In March this year one of the most revived and talked about shows in Musical Theatre history returned to the West End after over 40 years. Following it’s successful run at the Chichester Festival Theatre and an incredible opening night – GYPSY has gone on to be a great success. This review is far too late – but I want to share my thoughts on the original cast before the curtain comes down for the final time on Saturday night (28th November 2015).
This ‘musical fable’ has boasted an array of talented leading ladies playing the troubled ‘Rose’ – from Ethel Merman to Bette Midler, Patti Lupone, Bernadette Peters and Angela Lansbury, yet in the shows latest version the role is played by Imelda Staunton. Probably best known for playing the wicked ‘Delores Umbridge’ in the Harry Potter films (and being an Oscar nominee for ‘Vera Drake’) Staunton is also highly experienced in Musical Theatre, having played roles in ‘Guys and Dolls’,’Into the Woods’,’The Wizard of Oz’ and the stunning 2012 revival of ‘Sweeney Todd’.
My first time seeing Imelda on stage was in ‘Sweeney Todd’ (for which she won an Olivier for her role as Mrs. Lovett). This was really a special production for me – as a self confessed Harry Potter fan, I can still remember how excited I was to see Imelda Staunton in a musical (?!) and I was truly blow away by her performance and the direction of this show. Both Sweeney Todd and Gypsy are helmed by master director – Jonathan Kent, who not only constructs slick and exciting revivals, he brings out a real essence in the performers. The cast of Gypsy is superb yet undeniably as many critiques have stated since the show’s opening night, Imelda is at the top of her game.
Imelda Staunton & Lara Pulver.
I was lucky enough to see the first preview of Gypsy back in March this year, Staunton’s transformation from screechy Mrs. Lovett to the larger than life Rose, with three VERY challenging solos (vocally and mentally) was quite staggering. The thing I love about performers is when they have no barriers, and constantly strive to make that extra push or try something new. You can’t take your eyes off of Staunton, from her first entrance to her final gesture – everything is thought through, precise and daring. With a story revolving around a pushy mother, set against the backdrop of the Vaudeville Circuit with a big, brassy Broadway score – Gyspy is really the epitome in my opinion of THE ‘Broadway’ show. From the long, boisterous Overture to delving into the world of show business and the famous numbers ‘Some People’,’If Momma was Married’ and ‘Together, Wherever We Go’ (covered by such artists as Judy Garland, Liza Minelli and Barbra Streisand) has kept audience returning time and time again to see Gypsy – a great story and huge legacy.

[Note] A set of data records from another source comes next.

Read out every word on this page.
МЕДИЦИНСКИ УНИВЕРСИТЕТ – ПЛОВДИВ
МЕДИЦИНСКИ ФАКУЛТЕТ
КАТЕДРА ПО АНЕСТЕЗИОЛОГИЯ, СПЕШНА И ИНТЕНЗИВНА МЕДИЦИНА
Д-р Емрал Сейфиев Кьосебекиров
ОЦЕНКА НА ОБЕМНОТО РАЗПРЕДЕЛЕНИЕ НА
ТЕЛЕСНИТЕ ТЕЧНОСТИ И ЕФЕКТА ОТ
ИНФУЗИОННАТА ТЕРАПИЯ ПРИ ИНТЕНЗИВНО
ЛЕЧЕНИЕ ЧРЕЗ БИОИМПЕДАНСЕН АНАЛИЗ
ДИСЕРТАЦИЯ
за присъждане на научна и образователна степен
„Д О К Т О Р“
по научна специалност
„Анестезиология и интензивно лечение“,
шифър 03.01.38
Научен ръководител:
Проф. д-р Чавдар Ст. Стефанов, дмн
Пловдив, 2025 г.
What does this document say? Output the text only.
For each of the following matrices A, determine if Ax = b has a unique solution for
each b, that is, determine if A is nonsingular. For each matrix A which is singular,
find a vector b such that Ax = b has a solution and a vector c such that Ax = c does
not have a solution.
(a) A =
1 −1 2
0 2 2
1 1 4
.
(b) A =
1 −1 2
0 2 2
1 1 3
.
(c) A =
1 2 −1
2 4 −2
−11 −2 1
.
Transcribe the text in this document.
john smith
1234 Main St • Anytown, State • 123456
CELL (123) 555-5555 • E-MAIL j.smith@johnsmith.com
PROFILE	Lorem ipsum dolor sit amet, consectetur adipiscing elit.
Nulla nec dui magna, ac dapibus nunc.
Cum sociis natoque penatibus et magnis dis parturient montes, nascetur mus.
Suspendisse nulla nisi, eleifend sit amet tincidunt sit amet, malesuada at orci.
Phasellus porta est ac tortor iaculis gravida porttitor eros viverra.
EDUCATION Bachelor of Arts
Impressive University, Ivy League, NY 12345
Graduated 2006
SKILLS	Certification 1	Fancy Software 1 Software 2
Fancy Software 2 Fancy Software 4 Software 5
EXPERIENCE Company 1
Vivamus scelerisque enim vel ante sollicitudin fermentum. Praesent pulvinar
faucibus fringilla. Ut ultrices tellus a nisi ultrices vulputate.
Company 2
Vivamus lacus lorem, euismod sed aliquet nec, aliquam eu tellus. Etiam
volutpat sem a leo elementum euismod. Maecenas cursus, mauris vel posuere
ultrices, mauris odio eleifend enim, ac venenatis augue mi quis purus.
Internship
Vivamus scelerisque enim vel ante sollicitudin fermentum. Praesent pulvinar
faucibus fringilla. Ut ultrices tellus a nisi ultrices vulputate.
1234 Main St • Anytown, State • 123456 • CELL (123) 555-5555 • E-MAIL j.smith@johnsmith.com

Staunton is joined by Sherlock star Lara Pulver as ‘Louise’ and Gemma Sutton (Hairspray, Legally Blonde) as ‘Baby June’. Both shine in their roles, bringing another exciting element to the strong plot. Louise and June are so different and the struggle they both face because of their mother and how much they change throughout the story is portrayed brilliantly. Peter Davidson, of course known predominantly for playing ‘Doctor Who’ is a great attribute to the show, perhaps a little reserved at times but overall gives a good performance as ‘Herbie’. Dan Burton as ‘Tulsa’ definitely makes the most of his solo near the finale of the first act and Anita Louise Combe, Louise Gold and Julie Legrand as the three strippers have the audience in hysterics.
Jule Styne’s electric score, the lyrics of Stephen Sondheim and the book by Arthur Laurents fit seamlessly together. The piece remains fresh and exciting to the modern day audience – it’s hard to believe the show premièred in 1959! However, I do believe that Imelda Staunton is a huge contributor to the shows recent success (naturally) – yet she is more than just the ‘star’ cast in the leading role. Staunton appears to live and breath her role as Rose. confessing in a recent interview that she may go all day without speaking – just to get through the role every night! If I had to name the best performance in a musical I have ever seen I would have to say Imelda…’Rose’s Turn’ blew my mind.